A new study found that consuming fish at least twice a week could significantly reduce pain and swelling associated with rheumatoid arthritis.
Although previous studies have looked at the benefits of fish supplements on rheumatoid arthritis, little was known about actual consumption of fish and its effects on rheumatoid arthritis pain.
Study author Dr. Sara Tedeschi explained, “We wanted to investigate whether eating fish as a whole food would have a similar kind of effect as the omega 3 fatty acid supplements.”
Generally, the essential omegas found in fish tend to be lower than those consumed in supplement form.
For the study, 176 participants increased their weekly consumption of fish. The researchers found that as fish consumption increased, disease activity score lowered.
Rheumatoid arthritis is an autoimmune disease where the immune system wrongfully attacks the joints, causing swelling, inflammation, limited mobility, and pain.
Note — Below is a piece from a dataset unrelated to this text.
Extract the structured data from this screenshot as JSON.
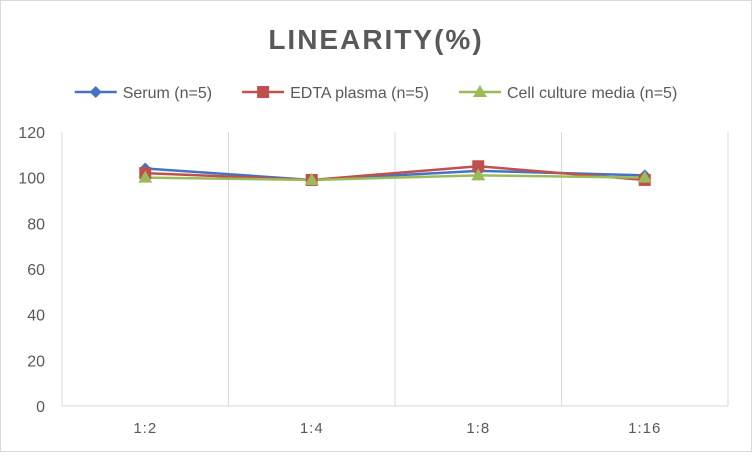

It is estimated that 1.5 million people live with rheumatoid arthritis, and women have higher rates of the debilitating form of arthritis than men.
The study unveiled a link between diet and arthritis, and although this is not a new concept, it is interesting to note that food plays as important a role in disease management as prescription medications. Also, changes in diet are often harmless and pose minor risk to the patient, so trying out different diets is generally a safe way to manage disease without side effects.
Fish consumption among participants was categorized into a few groups: never or less than once a month, once a month to less than once a week, once a week, or two to three times a week. The researchers found that the participants who consumed the most fish experienced the greatest improvements in rheumatoid arthritis pain.
The researchers cannot conclude that fish is the reason for reduced inflammation. It may also be that those who consume more fish tend to be healthier overall.
Although the researchers cannot make definite conclusions between fish consumption and disease activity, Tedesch noted “that the absolute difference in the disease activity scores between the group that ate fish the most frequently and least frequently was the same percentage as what has been observed in trials of methotrexate, which is the standard of care medication for rheumatoid arthritis.”
The findings were published in Arthritis Care and Research.